Well, I've broken down a Unit of Work to mean all changes, additions and updates done to a group of objects that you'd like done together. So for my Example Here are some BOs and properties:
MessageGroup
- Property: List
- Property: Customer
Customer
- Property: List
- Property: List
Message
- Property: Customer
- Property: MessageGroup
- Property: User
User
- Property: Customer
- Property: List
In the system when a MessageGroup arrives (as Xml), it's examined and parsed.
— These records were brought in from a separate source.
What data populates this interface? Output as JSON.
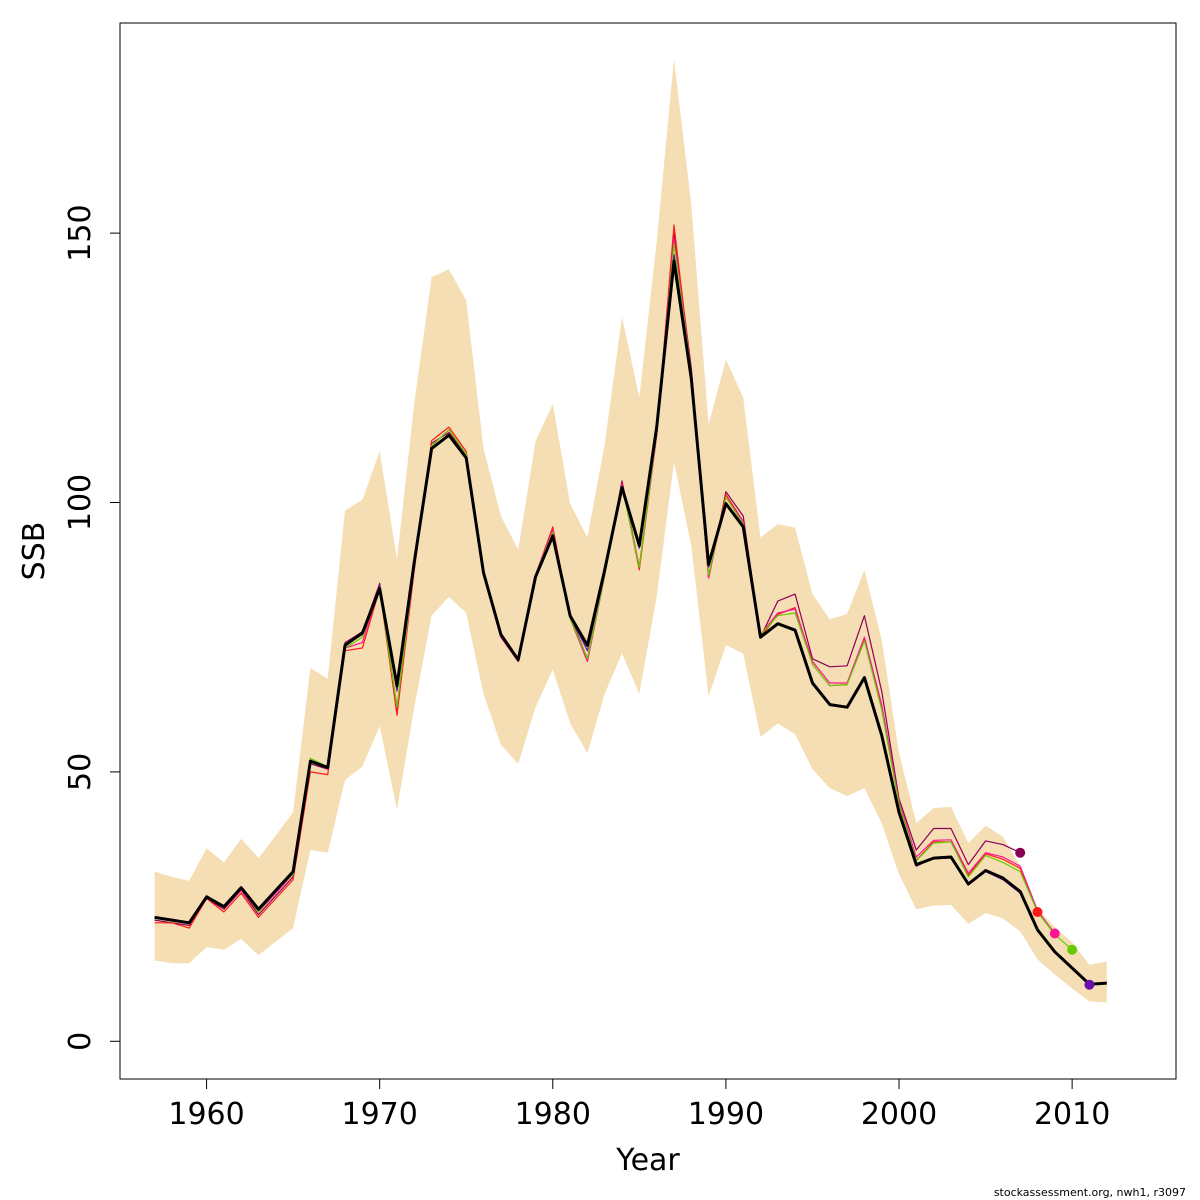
{
  "chart_data": {
    "type": "line",
    "title": "",
    "xlabel": "Year",
    "ylabel": "SSB",
    "xlim": [
      1955,
      2016
    ],
    "ylim": [
      -7,
      189
    ],
    "x_ticks": [
      1960,
      1970,
      1980,
      1990,
      2000,
      2010
    ],
    "y_ticks": [
      0,
      50,
      100,
      150
    ],
    "grid": false,
    "colors": {
      "band": "#f5deb3",
      "main": "#000000",
      "retro": [
        "#8b0057",
        "#ff1a1a",
        "#ff1493",
        "#66cc00",
        "#6a0dad"
      ]
    },
    "confidence_band": {
      "years": [
        1957,
        1958,
        1959,
        1960,
        1961,
        1962,
        1963,
        1964,
        1965,
        1966,
        1967,
        1968,
        1969,
        1970,
        1971,
        1972,
        1973,
        1974,
        1975,
        1976,
        1977,
        1978,
        1979,
        1980,
        1981,
        1982,
        1983,
        1984,
        1985,
        1986,
        1987,
        1988,
        1989,
        1990,
        1991,
        1992,
        1993,
        1994,
        1995,
        1996,
        1997,
        1998,
        1999,
        2000,
        2001,
        2002,
        2003,
        2004,
        2005,
        2006,
        2007,
        2008,
        2009,
        2010,
        2011,
        2012
      ],
      "lower": [
        15,
        14.5,
        14.5,
        17.5,
        17,
        19,
        16,
        18.5,
        21,
        35.5,
        35,
        48.5,
        51,
        58.5,
        43,
        62,
        79,
        82.5,
        79.5,
        64.5,
        55,
        51.5,
        62,
        69,
        59,
        53.5,
        64.5,
        72,
        64.5,
        82.5,
        107.5,
        92,
        64,
        73.5,
        72,
        56.5,
        59,
        57,
        50.5,
        47,
        45.5,
        47,
        40.5,
        31,
        24.5,
        25.2,
        25.3,
        21.8,
        23.8,
        22.8,
        20.4,
        15.2,
        12.4,
        9.8,
        7.4,
        7.2
      ],
      "upper": [
        31.5,
        30.5,
        29.8,
        35.8,
        33.2,
        37.6,
        34,
        38.2,
        42.5,
        69.3,
        67.3,
        98.5,
        100.5,
        109.5,
        89.5,
        118.5,
        141.8,
        143.3,
        137.5,
        110,
        97.5,
        91.2,
        111.3,
        118.3,
        99.8,
        93.5,
        110.8,
        134.5,
        119.5,
        148.5,
        182.3,
        155.3,
        114.5,
        126.5,
        119.5,
        93.5,
        96,
        95.3,
        83,
        78.3,
        79.3,
        87.5,
        74.5,
        53.5,
        40.5,
        43.3,
        43.5,
        36.8,
        40,
        38,
        32.5,
        24.6,
        21.2,
        18.4,
        14.2,
        14.8
      ]
    },
    "series": [
      {
        "x": [
          1957,
          1958,
          1959,
          1960,
          1961,
          1962,
          1963,
          1964,
          1965,
          1966,
          1967,
          1968,
          1969,
          1970,
          1971,
          1972,
          1973,
          1974,
          1975,
          1976,
          1977,
          1978,
          1979,
          1980,
          1981,
          1982,
          1983,
          1984,
          1985,
          1986,
          1987,
          1988,
          1989,
          1990,
          1991,
          1992,
          1993,
          1994,
          1995,
          1996,
          1997,
          1998,
          1999,
          2000,
          2001,
          2002,
          2003,
          2004,
          2005,
          2006,
          2007
        ],
        "values": [
          22.5,
          22,
          21.5,
          26.5,
          24.5,
          28,
          23.5,
          27,
          30.5,
          51.5,
          50.5,
          74,
          76,
          85,
          61,
          89,
          111,
          113,
          109,
          87,
          75,
          70.5,
          86.5,
          95,
          79,
          71,
          87,
          104,
          88,
          113,
          150,
          125,
          86,
          102,
          97.5,
          75,
          81.7,
          83,
          71,
          69.5,
          69.7,
          79,
          65,
          45,
          35.5,
          39.5,
          39.5,
          32.8,
          37.2,
          36.5,
          35
        ]
      },
      {
        "x": [
          1957,
          1958,
          1959,
          1960,
          1961,
          1962,
          1963,
          1964,
          1965,
          1966,
          1967,
          1968,
          1969,
          1970,
          1971,
          1972,
          1973,
          1974,
          1975,
          1976,
          1977,
          1978,
          1979,
          1980,
          1981,
          1982,
          1983,
          1984,
          1985,
          1986,
          1987,
          1988,
          1989,
          1990,
          1991,
          1992,
          1993,
          1994,
          1995,
          1996,
          1997,
          1998,
          1999,
          2000,
          2001,
          2002,
          2003,
          2004,
          2005,
          2006,
          2007,
          2008
        ],
        "values": [
          22,
          22,
          21,
          26.5,
          24,
          27.5,
          23,
          26.5,
          30,
          50,
          49.5,
          72.5,
          73,
          84,
          60.5,
          87.5,
          111.5,
          114,
          109.5,
          86.5,
          75,
          70.5,
          86.5,
          95.5,
          78.5,
          70.5,
          86.5,
          103.5,
          87.5,
          112.5,
          151.5,
          124,
          86,
          101.5,
          96.5,
          75,
          79.2,
          80.5,
          70,
          66,
          66.2,
          74.8,
          62,
          44,
          33.6,
          37,
          37,
          30.8,
          34.8,
          33.8,
          32.1,
          24
        ]
      },
      {
        "x": [
          1957,
          1958,
          1959,
          1960,
          1961,
          1962,
          1963,
          1964,
          1965,
          1966,
          1967,
          1968,
          1969,
          1970,
          1971,
          1972,
          1973,
          1974,
          1975,
          1976,
          1977,
          1978,
          1979,
          1980,
          1981,
          1982,
          1983,
          1984,
          1985,
          1986,
          1987,
          1988,
          1989,
          1990,
          1991,
          1992,
          1993,
          1994,
          1995,
          1996,
          1997,
          1998,
          1999,
          2000,
          2001,
          2002,
          2003,
          2004,
          2005,
          2006,
          2007,
          2008,
          2009
        ],
        "values": [
          23,
          22.5,
          22,
          26.5,
          25,
          28,
          24,
          27.5,
          31,
          52,
          50.5,
          73,
          74,
          84.5,
          62,
          88,
          110.5,
          113.5,
          109,
          86.5,
          75,
          70.5,
          86.5,
          95,
          78.5,
          70.5,
          86.5,
          103.5,
          88,
          112.5,
          149,
          124,
          86,
          101,
          96.5,
          75.5,
          79.5,
          80.2,
          70.5,
          66.5,
          66.5,
          75,
          62.5,
          44.5,
          34.2,
          37.3,
          37.4,
          31.2,
          35,
          34.2,
          32.5,
          24.3,
          20
        ]
      },
      {
        "x": [
          1957,
          1958,
          1959,
          1960,
          1961,
          1962,
          1963,
          1964,
          1965,
          1966,
          1967,
          1968,
          1969,
          1970,
          1971,
          1972,
          1973,
          1974,
          1975,
          1976,
          1977,
          1978,
          1979,
          1980,
          1981,
          1982,
          1983,
          1984,
          1985,
          1986,
          1987,
          1988,
          1989,
          1990,
          1991,
          1992,
          1993,
          1994,
          1995,
          1996,
          1997,
          1998,
          1999,
          2000,
          2001,
          2002,
          2003,
          2004,
          2005,
          2006,
          2007,
          2008,
          2009,
          2010
        ],
        "values": [
          23,
          22.5,
          22,
          27,
          25,
          28.5,
          24,
          28,
          31,
          52.5,
          51,
          73,
          75,
          84,
          62,
          88.5,
          110.5,
          113.5,
          109,
          87,
          75.5,
          71,
          86.5,
          94.5,
          78.5,
          71,
          86.5,
          103,
          88,
          113,
          148,
          124,
          86.5,
          101,
          96,
          75.5,
          79,
          79.5,
          70,
          66,
          66.2,
          74.3,
          61.5,
          44,
          33.5,
          36.8,
          37,
          30.5,
          34.5,
          33.2,
          31.5,
          24,
          19.8,
          17
        ]
      },
      {
        "x": [
          1957,
          1958,
          1959,
          1960,
          1961,
          1962,
          1963,
          1964,
          1965,
          1966,
          1967,
          1968,
          1969,
          1970,
          1971,
          1972,
          1973,
          1974,
          1975,
          1976,
          1977,
          1978,
          1979,
          1980,
          1981,
          1982,
          1983,
          1984,
          1985,
          1986,
          1987,
          1988,
          1989,
          1990,
          1991,
          1992,
          1993,
          1994,
          1995,
          1996,
          1997,
          1998,
          1999,
          2000,
          2001,
          2002,
          2003,
          2004,
          2005,
          2006,
          2007,
          2008,
          2009,
          2010,
          2011
        ],
        "values": [
          23,
          22.5,
          22,
          27,
          25,
          28.5,
          24.5,
          28,
          31.5,
          52,
          51,
          73.5,
          75.5,
          84.5,
          65,
          89,
          110,
          112.5,
          108.5,
          87,
          75.5,
          71,
          86.5,
          94,
          79,
          72.5,
          87,
          103,
          91.5,
          113,
          146,
          124,
          88,
          100,
          95.5,
          75,
          77.5,
          76.5,
          66.5,
          62.5,
          62,
          67.5,
          57,
          42.5,
          32.5,
          34,
          34,
          29,
          31.5,
          30,
          27.5,
          20.5,
          16.5,
          13.5,
          10.5
        ]
      },
      {
        "x": [
          1957,
          1958,
          1959,
          1960,
          1961,
          1962,
          1963,
          1964,
          1965,
          1966,
          1967,
          1968,
          1969,
          1970,
          1971,
          1972,
          1973,
          1974,
          1975,
          1976,
          1977,
          1978,
          1979,
          1980,
          1981,
          1982,
          1983,
          1984,
          1985,
          1986,
          1987,
          1988,
          1989,
          1990,
          1991,
          1992,
          1993,
          1994,
          1995,
          1996,
          1997,
          1998,
          1999,
          2000,
          2001,
          2002,
          2003,
          2004,
          2005,
          2006,
          2007,
          2008,
          2009,
          2010,
          2011,
          2012
        ],
        "values": [
          23,
          22.5,
          22,
          26.8,
          25,
          28.5,
          24.5,
          28,
          31.5,
          52,
          50.8,
          73.5,
          75.8,
          84,
          66,
          89,
          110,
          112.5,
          108.3,
          87,
          75.5,
          70.8,
          86.2,
          93.8,
          79,
          73.5,
          87.5,
          102.8,
          92,
          114,
          144.8,
          123,
          88.5,
          99.8,
          95.5,
          75,
          77.5,
          76.3,
          66.5,
          62.5,
          62,
          67.5,
          56.8,
          42.5,
          32.8,
          34,
          34.2,
          29.2,
          31.7,
          30.3,
          27.8,
          20.7,
          16.6,
          13.6,
          10.6,
          10.8
        ]
      }
    ],
    "endpoints": [
      {
        "x": 2007,
        "y": 35
      },
      {
        "x": 2008,
        "y": 24
      },
      {
        "x": 2009,
        "y": 20
      },
      {
        "x": 2010,
        "y": 17
      },
      {
        "x": 2011,
        "y": 10.5
      }
    ]
  },
  "footer": "stockassessment.org, nwh1, r3097"
}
The MessageGroup constructor used Dependency Injection and takes the DataContext as one of it's parameters - so all the 'child' BOs being created are using this one instance of the DataContext. The Customer is fetched from the database (or a new one is created) and assigned to the MessageGroup... let's assume it's an existing Customer - so no updates need to be done to it, it's fresh out of the DataContext.
Then the MessageGroup.Messages list is looped and the first Child BO to create is a new User object. I assign the same Customer object (from the MessageGroup) to the User. However, when context.Users.Add(this) is called, I get the error. If I don't assign the Customer to the User, I don't get the error.
So now I have a Customer (or a child property, I'm not sure) that's fresh from the DB, that I don't need tracked causing me angst. I thought I could just remove it from the context by using something like:
var cust = Customer.GetCustomerFromExternalId(crm.CustomerId);
dataContext.Detach(cust);
dataContext.SaveChanges();
But I still get the error, even though I've explicity removed it. Of course if it's one of the child properties of Customer, maybe that hasn't been removed?
Currently I'm wondering if the Repository Pattern is suitable for my purpose. I'm also wondering if EF CodeFirst is fundamentally flawed or just overly complex? Maybe I should use SubSonic or NHibernate instead?
As I know there is probably no clear way to get related context from POCO entity - all related properties of dynamic proxy are non public. For checking entities in DbContext use:
context.ChangeTracker.Entries<Customer>().Where(e => e.State == ...)
The best way to avoid your problems is using single context per "unit of work". You obviously don't follow this approach if you have entities from multiple contexts. Moreover it looks like you are using multiple concurrent alive contexts.